What we try to impress on our riders is that a score and the subsequent ribbon is based on that moment in time. Given another ride, your score might be higher or lower. The same is true of the other riders. So there is no reason to get upset if you did not get the color you were hoping for. And even if you got a lower place this year than you did last year, there are other elements that could make the difference.
Here are a few things to keep in mind.
If you moved up a level in riding this year, the test will be more difficult or challenging for you. This is good. It will make you stretch to perform better.
If it is a new test, you may feel a little uncomfortable with it even though there is a reader telling you the next move. That’s okay too. In life you may find yourself in new situations. It’s what you make of the new situation that counts.

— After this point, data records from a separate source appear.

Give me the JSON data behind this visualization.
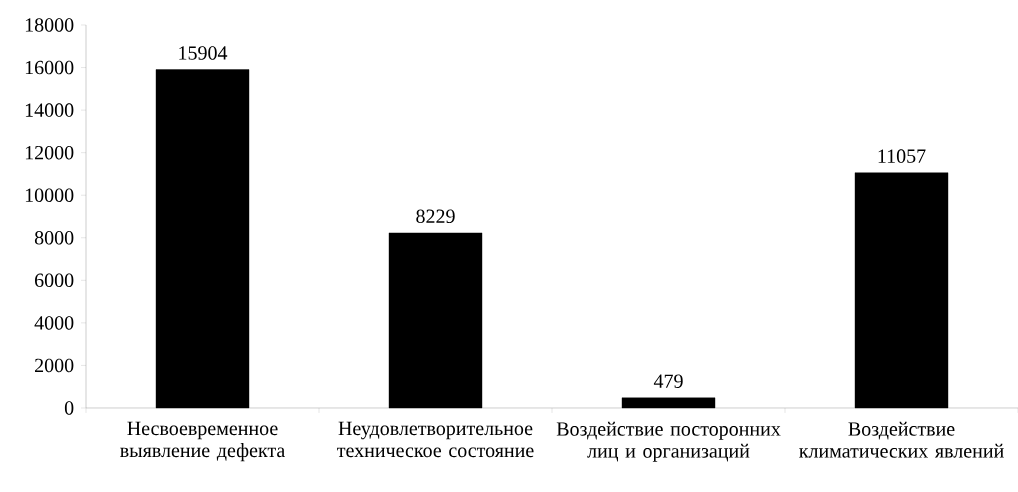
{
  "chart_data": {
    "type": "bar",
    "categories": [
      "Несвоевременное выявление дефекта",
      "Неудовлетворительное техническое состояние",
      "Воздействие посторонних лиц и организаций",
      "Воздействие климатических явлений"
    ],
    "values": [
      15904,
      8229,
      479,
      11057
    ],
    "color": "#000000",
    "ylim": [
      0,
      18000
    ],
    "yticks": [
      0,
      2000,
      4000,
      6000,
      8000,
      10000,
      12000,
      14000,
      16000,
      18000
    ],
    "data_labels": true,
    "grid": false
  }
}
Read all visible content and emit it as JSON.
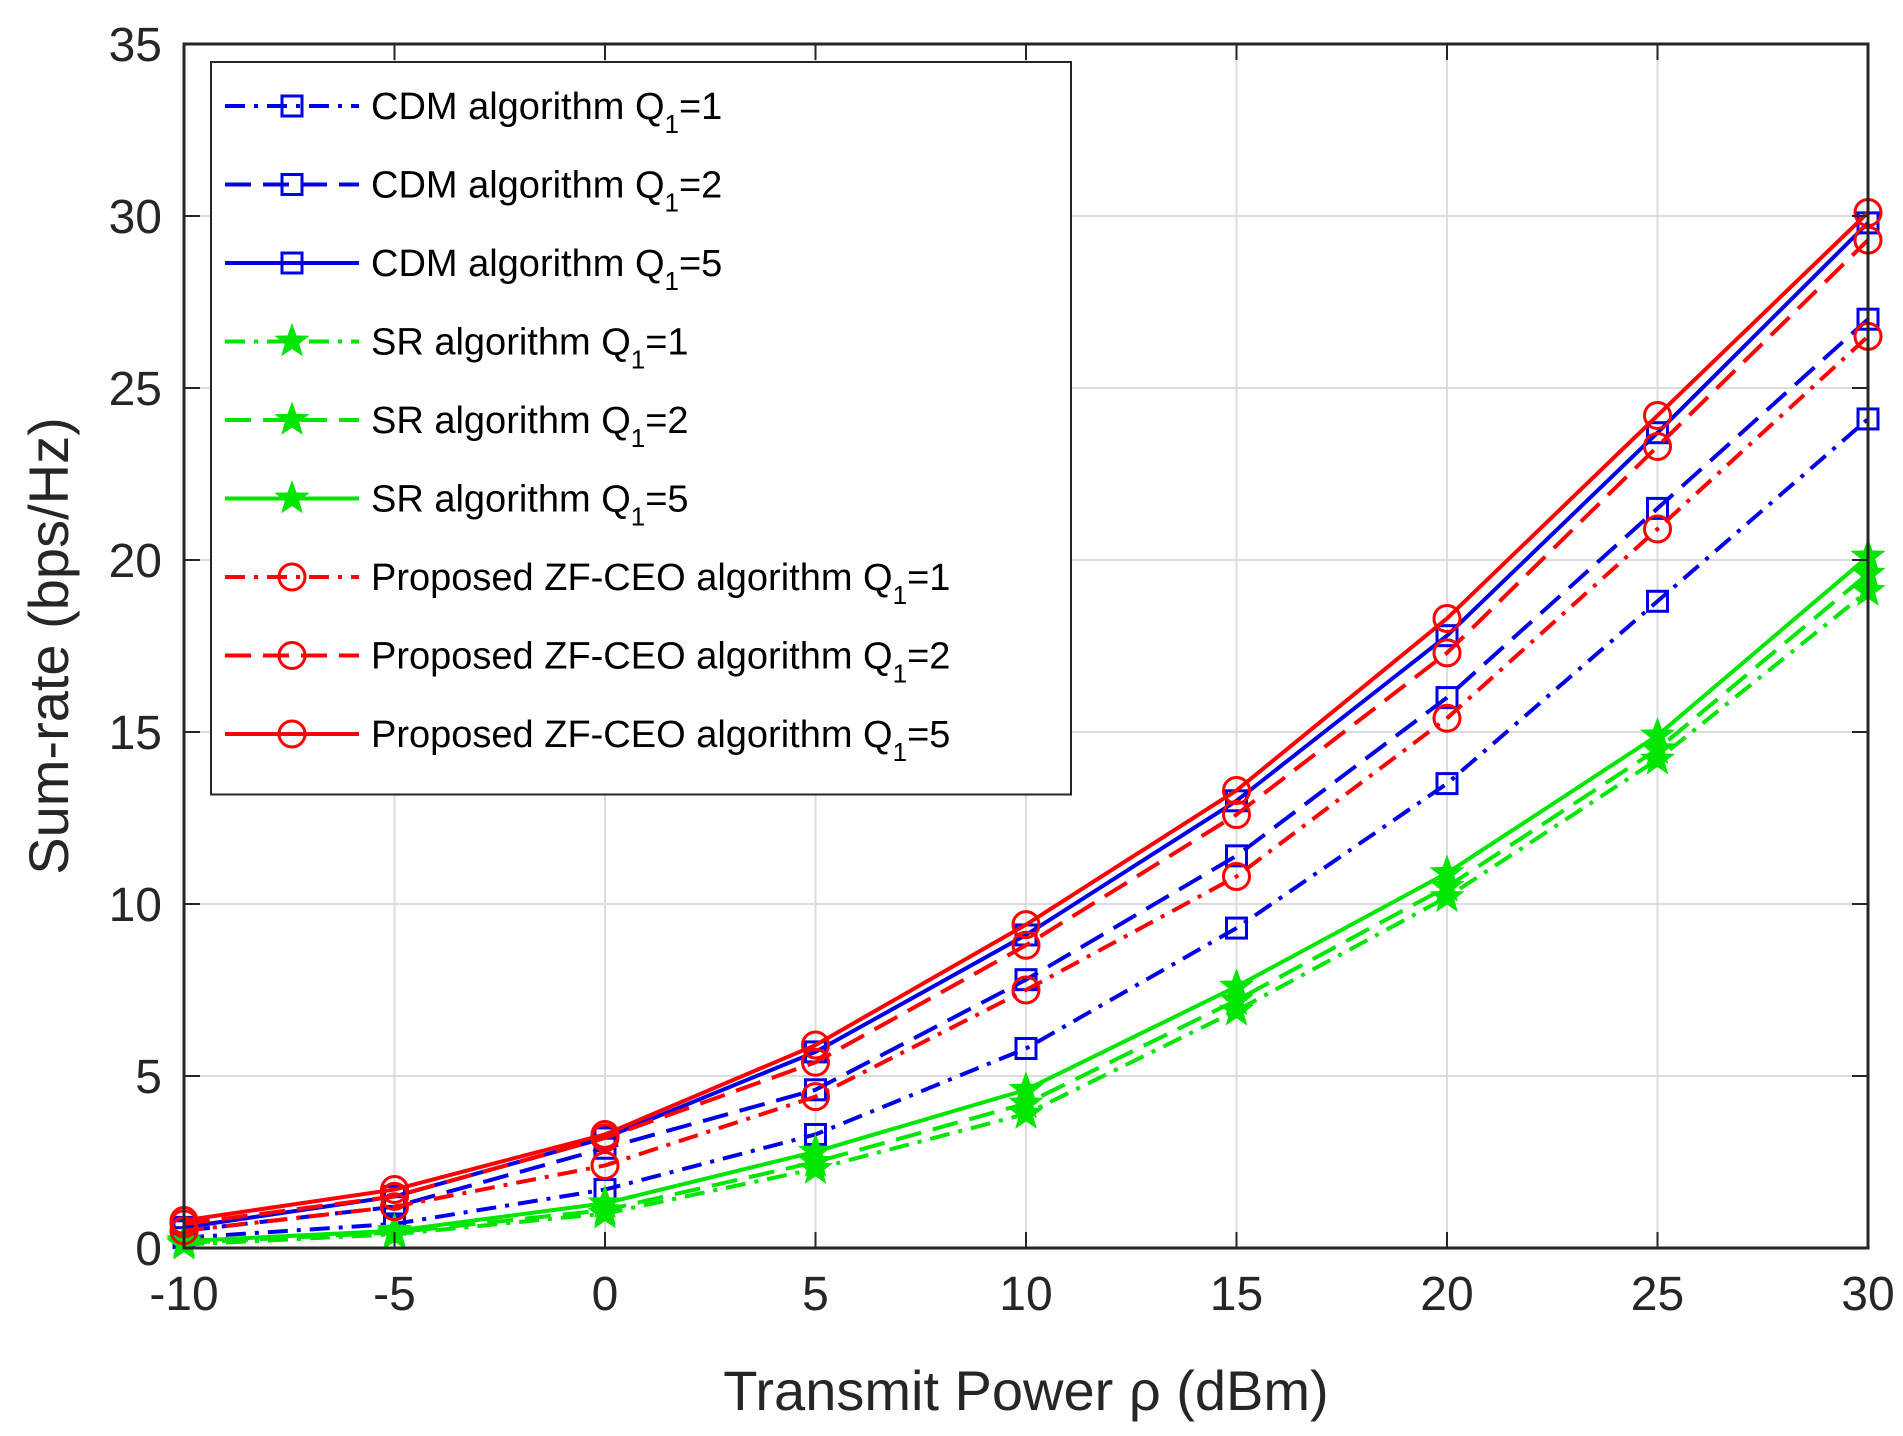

The score is an accumulation of the points you received. If you rode the same test last year, compare your score against last year’s score. Did you improve? Probably. If you didn’t where did you fall short? Don’t compare your score against the other riders – even though the ribbon and placement are based on “the score” it’s best to compete against yourself.
How is your horse today? Your horse is part of your team. If your horse is having a bad day, it will reflect in your score. You could give your horse a pep talk, but chances are if her joints are hurting or if it extremely hot or cold, you aren’t going to get the same ride that you would under ideal conditions. You have to always take your horse into consideration.
You are the other half of that team. If you didn’t sleep well the night before, your horse will feel that you are tired and neither of you will perform well. The same thing if you are nervous, tense, or otherwise upset. If you can’t focus or concentrate, neither can your horse.
When you put all the pieces together the best way to approach you show is to relax, feel good about yourself and your horse, and smile – regardless of the color of the ribbon.